Avoiding the climate cliff:lessons from films of the season

NORMAN — In “The Dust Bowl,” Ken Burns documented the greatest man-made ecological disaster in U.S. history. The stories of those who lived through it as children lend particular poignancy to the folly of plowing under the prairie sod for unsustainable fields of wheat. Flash forward to 2012, as we witness first hand, similar devastation, but this time on a global scale. In “Chasing Ice,” James Balog captured the power of our warming planet via time lapse photography of glacial melting; entire landscapes have disappeared in as little as three years. Nova’s “Inside the Megastorm” uses the tragedy of Hurricane Sandy to illustrate how the effects of rising sea levels and temperatures intensify natural disasters.

Why should taxpayers foot the bill for environmental disasters that are increasingly exacerbated by the burning of fossil fuels? Particularly while the oil and gas industries reap huge profits and billions in government subsidies? The estimated costs of Sandy alone are in the tens of billions, a price tag that doesn’t include the human health costs and loss of life.

The World Bank’s alert, “Turn down the heat: why a 4°C warmer world must be avoided,” reports that the most pessimistic climate change models have been the most accurate in predicting recent temperature rise. We are fast approaching the tipping point, when we will not be able to control the rate of warming. Then, tropical forests, peat bogs, permafrost and the oceans will stop absorbing carbon and start to release it. To avoid this climate cliff, we must reduce global CO2 emissions by 6 percent annually (Hansen et al. 2012). We need to act now.

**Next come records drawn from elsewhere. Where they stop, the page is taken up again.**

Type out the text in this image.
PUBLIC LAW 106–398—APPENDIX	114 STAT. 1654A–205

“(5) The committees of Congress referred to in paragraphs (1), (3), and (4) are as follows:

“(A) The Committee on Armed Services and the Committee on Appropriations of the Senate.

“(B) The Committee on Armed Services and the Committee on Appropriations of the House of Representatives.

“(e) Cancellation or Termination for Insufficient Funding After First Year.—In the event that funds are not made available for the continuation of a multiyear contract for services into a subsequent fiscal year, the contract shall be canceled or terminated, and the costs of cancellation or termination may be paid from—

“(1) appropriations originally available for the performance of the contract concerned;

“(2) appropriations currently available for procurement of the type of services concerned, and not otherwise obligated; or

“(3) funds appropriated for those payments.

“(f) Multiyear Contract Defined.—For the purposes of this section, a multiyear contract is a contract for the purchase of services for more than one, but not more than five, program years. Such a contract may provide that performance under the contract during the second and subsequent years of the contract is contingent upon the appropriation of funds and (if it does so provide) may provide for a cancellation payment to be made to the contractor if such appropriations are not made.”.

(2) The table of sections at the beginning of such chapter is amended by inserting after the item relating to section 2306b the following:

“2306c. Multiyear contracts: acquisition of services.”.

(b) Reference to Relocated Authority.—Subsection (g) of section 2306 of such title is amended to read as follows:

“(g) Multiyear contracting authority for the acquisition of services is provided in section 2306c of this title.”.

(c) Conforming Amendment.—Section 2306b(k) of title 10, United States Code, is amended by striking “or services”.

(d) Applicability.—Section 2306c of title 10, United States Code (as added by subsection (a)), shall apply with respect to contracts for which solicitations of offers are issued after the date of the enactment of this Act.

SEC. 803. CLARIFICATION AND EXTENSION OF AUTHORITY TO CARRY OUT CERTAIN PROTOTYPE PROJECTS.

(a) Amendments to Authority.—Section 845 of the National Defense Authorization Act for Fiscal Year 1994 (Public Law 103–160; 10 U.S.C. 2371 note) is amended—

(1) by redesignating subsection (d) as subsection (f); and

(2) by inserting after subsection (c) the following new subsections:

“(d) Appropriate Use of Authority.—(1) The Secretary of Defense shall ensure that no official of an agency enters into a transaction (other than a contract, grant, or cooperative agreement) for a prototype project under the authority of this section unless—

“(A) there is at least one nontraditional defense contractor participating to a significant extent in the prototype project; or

The science is clear. The math is simple. We know what we need to do. Economists across the political spectrum agree that the price of carbon fuels fails to reflect the real cost to taxpayers of burning these resources. Putting a price on CO2 emissions is the most efficient way to reduce warming and spur production of sustainable forms of energy. Even some energy companies (BP, Shell and Exxon Mobil) agree.

We need a national policy that will

1) put a steadily-rising, predictable fee on carbon emissions.

2) return all revenues from the fee to households, thereby offsetting the higher energy costs that will be passed on to consumers.

3) levy border tariffs to protect American business from unfair foreign competition

To accomplish this goal, we need real leadership. Perhaps the courage shown by Rep. Cole and Sen. Coburn on taxes will motivate a hard look at this issue.

Today, addressing the challenges of a warming planet is as divisive an issue as slavery was in Lincoln’s time. And like slavery in 19th century, today’s climate issue, if not tackled directly, threatens to dwarf our current fiscal and social problems. We need a historic figure to lead our country to a sustainable world for our children and future generations. President Obama must be that leader now. The earth is running out of time.

Ola Fincke is a Norman resident and member of Citizens’ Climate Lobby.